Rather than separating data collection, transmission and processing, these functions are integrated into a unified environment. This reduces latency and simplifies system design.
“Private 5G is the backbone for scaling AI in production, where autonomous systems must operate reliably and at scale, but integration complexity often remains the final hurdle,” says Alejandro Cadenas, Associate Vice President of Worldwide Telco Research & Consulting, 5G, IoT and Mobility at IDC.
“The combined expertise of NTT DATA and Ericsson seamlessly integrates edge AI and physical AI with enhanced connectivity, overcoming operational, scalability and accountability challenges and accelerating the deployment of AI with confidence.”
Real-time processing in data centres
NTT DATA is also applying real-time processing within its own data centre operations. At its Rhine-Ruhr 1 facility in Bonn, Germany, the company has deployed an AI-driven system to manage cooling infrastructure.
Developed with software company etalytics, the platform uses a digital twin to simulate and optimise performance based on live operational data. Inputs such as ambient temperature, system load and flow rates are processed continuously, allowing the system to adjust control parameters in real time.
“As enterprises adopt AI at the edge, they need partners who can bring connectivity, intelligence and security together”
Processing takes place on-site within the data centre, ensuring decisions are made without dependency on external systems. This reduces latency and maintains operational continuity.
The deployment recorded a 19.1% reduction in energy consumption for cooling over the observed period. Safeguards are built in to prevent actions outside defined parameters, with operators able to revert to manual control if required.
Linking edge and core infrastructure
NTT DATA connects edge processing with core infrastructure through managed services. Data centres are part of the architecture, supporting workloads that require aggregation, storage or further analysis, while time-sensitive processes shift to the edge.
This balance allows enterprises to distribute workloads according to requirements. Integration between edge and core depends on consistent data models and orchestration, supported by managed services overseeing deployment and operation.
Scaling real-time systems
Scaling real-time systems can be a challenge as organisations move from initial deployments to broader operations. NTT DATA addresses this through repeatable solutions and standardised architectures within its private 5G and edge AI offering.
While environments vary for these solutions vary, the underlying architecture remains consistent, supporting faster deployment and reduced integration effort.

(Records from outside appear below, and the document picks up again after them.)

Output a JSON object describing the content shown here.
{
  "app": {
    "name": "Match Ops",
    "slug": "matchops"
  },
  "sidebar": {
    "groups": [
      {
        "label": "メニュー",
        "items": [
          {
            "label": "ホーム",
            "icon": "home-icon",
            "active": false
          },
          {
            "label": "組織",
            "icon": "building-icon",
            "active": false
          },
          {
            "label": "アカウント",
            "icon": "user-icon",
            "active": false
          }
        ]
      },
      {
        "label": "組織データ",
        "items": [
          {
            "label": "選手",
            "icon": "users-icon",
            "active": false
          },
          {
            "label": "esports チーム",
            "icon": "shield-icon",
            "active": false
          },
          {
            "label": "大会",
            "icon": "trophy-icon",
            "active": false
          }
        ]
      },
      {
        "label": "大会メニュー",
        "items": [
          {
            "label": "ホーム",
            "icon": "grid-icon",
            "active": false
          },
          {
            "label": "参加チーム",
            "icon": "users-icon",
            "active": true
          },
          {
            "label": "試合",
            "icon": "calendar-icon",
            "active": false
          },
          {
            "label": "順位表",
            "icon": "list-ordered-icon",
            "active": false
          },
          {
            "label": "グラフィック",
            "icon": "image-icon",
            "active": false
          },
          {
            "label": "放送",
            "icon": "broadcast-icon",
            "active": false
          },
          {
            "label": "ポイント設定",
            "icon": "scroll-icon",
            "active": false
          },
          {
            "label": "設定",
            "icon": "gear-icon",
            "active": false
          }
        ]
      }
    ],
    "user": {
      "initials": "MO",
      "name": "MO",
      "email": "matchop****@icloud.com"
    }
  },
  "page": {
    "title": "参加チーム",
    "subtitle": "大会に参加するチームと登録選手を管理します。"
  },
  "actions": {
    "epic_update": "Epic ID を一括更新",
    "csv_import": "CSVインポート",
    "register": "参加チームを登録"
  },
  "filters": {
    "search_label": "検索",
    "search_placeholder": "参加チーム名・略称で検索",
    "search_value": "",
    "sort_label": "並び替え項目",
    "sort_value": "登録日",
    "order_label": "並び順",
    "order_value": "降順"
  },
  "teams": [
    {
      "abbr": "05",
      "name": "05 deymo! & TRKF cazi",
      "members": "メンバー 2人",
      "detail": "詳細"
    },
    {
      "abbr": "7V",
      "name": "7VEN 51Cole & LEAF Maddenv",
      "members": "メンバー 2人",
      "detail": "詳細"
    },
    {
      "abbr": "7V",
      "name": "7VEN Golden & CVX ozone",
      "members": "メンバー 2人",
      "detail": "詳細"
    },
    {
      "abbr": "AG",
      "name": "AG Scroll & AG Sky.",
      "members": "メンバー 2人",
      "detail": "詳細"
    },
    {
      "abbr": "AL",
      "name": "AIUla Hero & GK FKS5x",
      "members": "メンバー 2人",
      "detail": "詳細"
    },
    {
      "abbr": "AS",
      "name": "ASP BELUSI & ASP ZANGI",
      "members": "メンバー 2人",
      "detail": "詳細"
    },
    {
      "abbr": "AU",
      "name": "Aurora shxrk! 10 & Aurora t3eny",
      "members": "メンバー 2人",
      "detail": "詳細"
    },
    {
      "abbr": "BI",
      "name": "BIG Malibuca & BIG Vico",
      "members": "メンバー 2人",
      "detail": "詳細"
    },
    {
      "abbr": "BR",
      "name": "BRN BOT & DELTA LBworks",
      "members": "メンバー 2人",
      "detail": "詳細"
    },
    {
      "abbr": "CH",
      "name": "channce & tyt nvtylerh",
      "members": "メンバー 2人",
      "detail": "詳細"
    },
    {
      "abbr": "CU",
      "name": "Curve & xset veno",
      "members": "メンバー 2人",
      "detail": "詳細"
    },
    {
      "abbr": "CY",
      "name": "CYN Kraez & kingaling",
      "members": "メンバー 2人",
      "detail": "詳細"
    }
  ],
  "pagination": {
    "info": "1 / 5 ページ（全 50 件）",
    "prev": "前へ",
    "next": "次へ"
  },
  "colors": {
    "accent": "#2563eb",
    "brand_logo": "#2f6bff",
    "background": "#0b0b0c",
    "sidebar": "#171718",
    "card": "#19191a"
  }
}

Managed services also provide a framework for maintaining performance across multiple sites, handling variations in infrastructure, data and regulatory requirements.
Operational control and safety
Real-time processing introduces requirements around operational control and safety, particularly where systems act on live data in physical environments.
NTT DATA incorporates safeguards within its deployments to ensure systems operate within defined parameters. In the Rhine-Ruhr 1 project, optimisation actions are restricted if conditions fall outside set ranges or if communication issues occur. Operators retain oversight and can intervene when necessary.
This balance between responsiveness and reliability ensures that real-time systems remain predictable while adapting to changing conditions.